La surface peinte d’une fresque correspond à plusieurs étapes, dont chacune, dite « giornata », doit être réalisée au cours d’une journée de travail et, par conséquent, soigneusement planifiée. Le processus est divisé en deux étapes principales : l’application du dessin préliminaire sur le plâtre humide ou « arriccio » et l’application du pigment sur l’« intonaco », une autre fine couche de plâtre. Le pigment doit être traité tant que l’enduit est humide et qu’il n’a pas encore durci. Après séchage, les pigments sont liés à la surface traitée et plus aucune modification n’est possible.
Deux des six fresques exposées au Kunstmuseum font partie de la série d’œuvres Legenda Aurea Inversa. Sala cite ici une œuvre d’art immense, à savoir le vaste cycle de fresques de Piero della Francesca sur la Légende de la Vraie Croix, exécuté dans la basilique de San Francesco à Arezzo vers le milieu du XVe siècle.
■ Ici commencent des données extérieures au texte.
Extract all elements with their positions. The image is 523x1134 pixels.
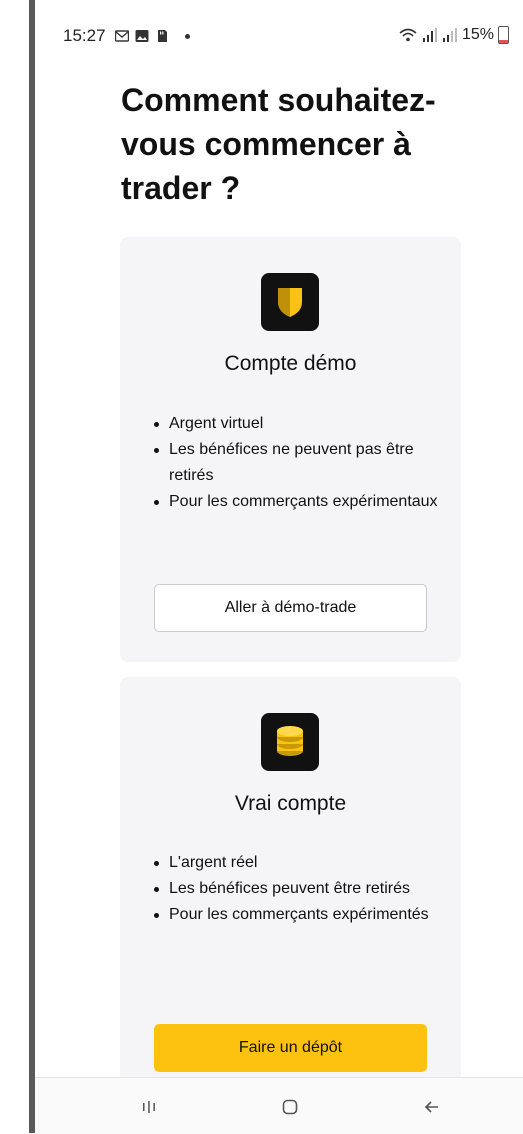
list-item: L'argent réel [152,850,442,876]
system-nav-bar [35,1077,523,1134]
left-edge-bar [29,0,35,1133]
list-item: Argent virtuel [152,411,442,437]
photo-icon [135,30,149,42]
shield-icon [261,273,319,331]
demo-card-title: Compte démo [224,352,357,375]
deposit-button[interactable]: Faire un dépôt [154,1024,427,1072]
notification-icons [115,28,190,44]
gmail-icon [115,30,129,42]
home-icon[interactable] [278,1095,302,1119]
status-bar: 15:27 15% [35,22,523,50]
status-indicators: 15% [398,26,509,44]
demo-account-card: Compte démo Argent virtuel Les bénéfices… [120,237,461,662]
wifi-icon [399,28,417,42]
back-icon[interactable] [420,1095,444,1119]
real-features-list: L'argent réel Les bénéfices peuvent être… [152,850,442,928]
dot-icon [185,33,190,39]
demo-features-list: Argent virtuel Les bénéfices ne peuvent … [152,411,442,515]
coins-icon [261,713,319,771]
list-item: Les bénéfices ne peuvent pas être retiré… [152,437,442,489]
status-time: 15:27 [63,26,106,45]
page-title: Comment souhaitez-vous commencer à trade… [121,82,436,206]
demo-trade-button[interactable]: Aller à démo-trade [154,584,427,632]
signal-icon [422,28,437,42]
list-item: Les bénéfices peuvent être retirés [152,876,442,902]
real-account-card: Vrai compte L'argent réel Les bénéfices … [120,677,461,1097]
battery-icon [498,26,509,44]
recent-apps-icon[interactable] [137,1095,161,1119]
list-item: Pour les commerçants expérimentés [152,902,442,928]
sd-card-icon [158,30,167,42]
list-item: Pour les commerçants expérimentaux [152,489,442,515]
battery-percent: 15% [461,26,494,43]
real-card-title: Vrai compte [234,792,347,815]
signal-icon [442,28,457,42]
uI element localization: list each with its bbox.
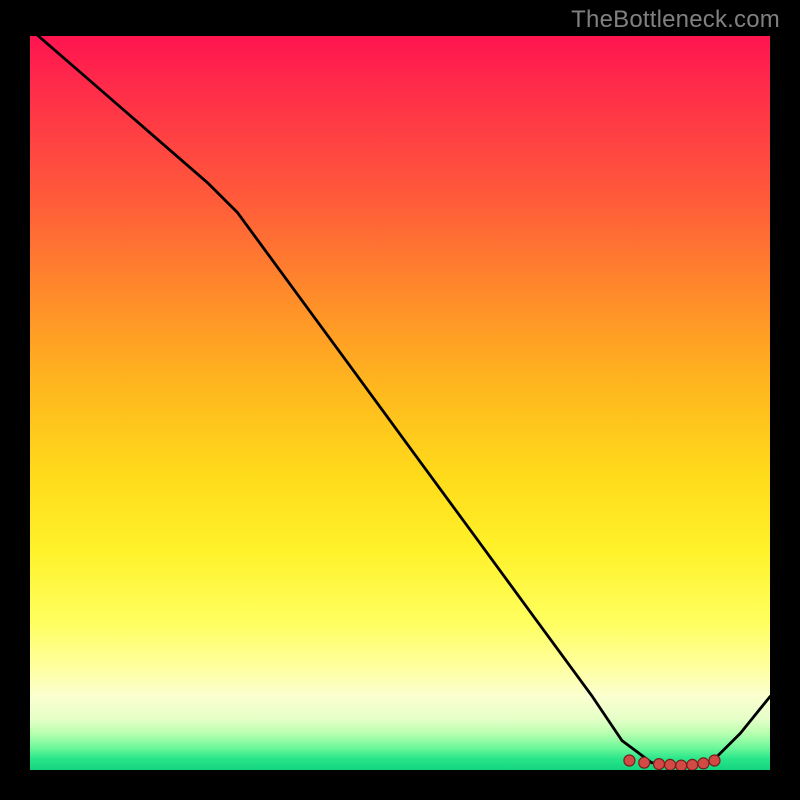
watermark-text: TheBottleneck.com bbox=[571, 6, 780, 34]
optimal-point bbox=[676, 760, 687, 770]
optimal-point bbox=[665, 759, 676, 770]
optimal-point bbox=[654, 759, 665, 770]
optimal-range-points bbox=[624, 755, 720, 770]
optimal-point bbox=[639, 757, 650, 768]
optimal-point bbox=[698, 758, 709, 769]
chart-frame: TheBottleneck.com bbox=[0, 0, 800, 800]
optimal-point bbox=[709, 755, 720, 766]
optimal-point bbox=[624, 755, 635, 766]
plot-area bbox=[30, 36, 770, 770]
optimal-point bbox=[687, 759, 698, 770]
bottleneck-curve-path bbox=[30, 36, 770, 766]
curve-layer bbox=[30, 36, 770, 770]
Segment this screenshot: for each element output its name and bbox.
Sala part de cette fresque majeure pour l’histoire de l’art, mais en sélectionne quelques fragments sur lesquels il se concentre, comme avec le viseur d’un appareil photo, et qu’il modifie de manière significative. Dans les deux œuvres, il inverse les couleurs, comme un négatif photographique. « Je prépare à l’avance ce qu’aurait été le négatif de l’image si la fresque de Piero della Francesca avait été une photographie couleur. »
Les quatre autres fresques, de la série Surface to Air, montrent particulièrement bien la stratification déjà mentionnée de la technique de la fresque. Elles ont pour base des photographies d’une mer de nuages que Sala a prises depuis un avion. Des sous-titres « Morning » ou « Afternoon » donnent des indications sur les moments de la journée et expliquent la luminosité qui en résulte.
Dans les deux séries d’œuvres, Sala intègre des éléments en marbre qui, pour certains, sortent de la surface de l’œuvre ou au contraire s’y insèrent parfaitement. Ils ont une double manière de fonctionner : d’une part comme une prolongation de la peinture, mais aussi comme une charnière entre différents niveaux temporels, dans la mesure où les éléments en marbre comblent des zones vacantes, telles qu’on les connaît des peintures murales historiques : « Il y a soudain cette dimension temporelle qui m’intéresse beaucoup, lorsque les fragments de marbre insérés représentent ce qu’auraient pu être les parties manquantes d’une fresque ancienne. »
Les fresques peuvent être lues à la fois comme un état des lieux et une poursuite des réflexions que mène Anri Sala sur la temporalité et la narration. Ces deux thèmes reviennent sans cesse chez l’artiste, que ce soit dans les nouvelles œuvres présentes ou dans ses gigantesques installations vidéo et sonores.
La Fondation Emanuel Hoffmann s’intéresse au travail artistique d’Anri Sala depuis 2004 et a effectué les premiers achats pour sa collection dès cette année-là. Les fresques des séries Legenda Aurea Inversa et Surface to Air ont été acquises en 2023. Hormis les six fresques, la Fondation Emanuel Hoffmann possède quatre dessins et trois grandes installations vidéo et sonores de l’artiste.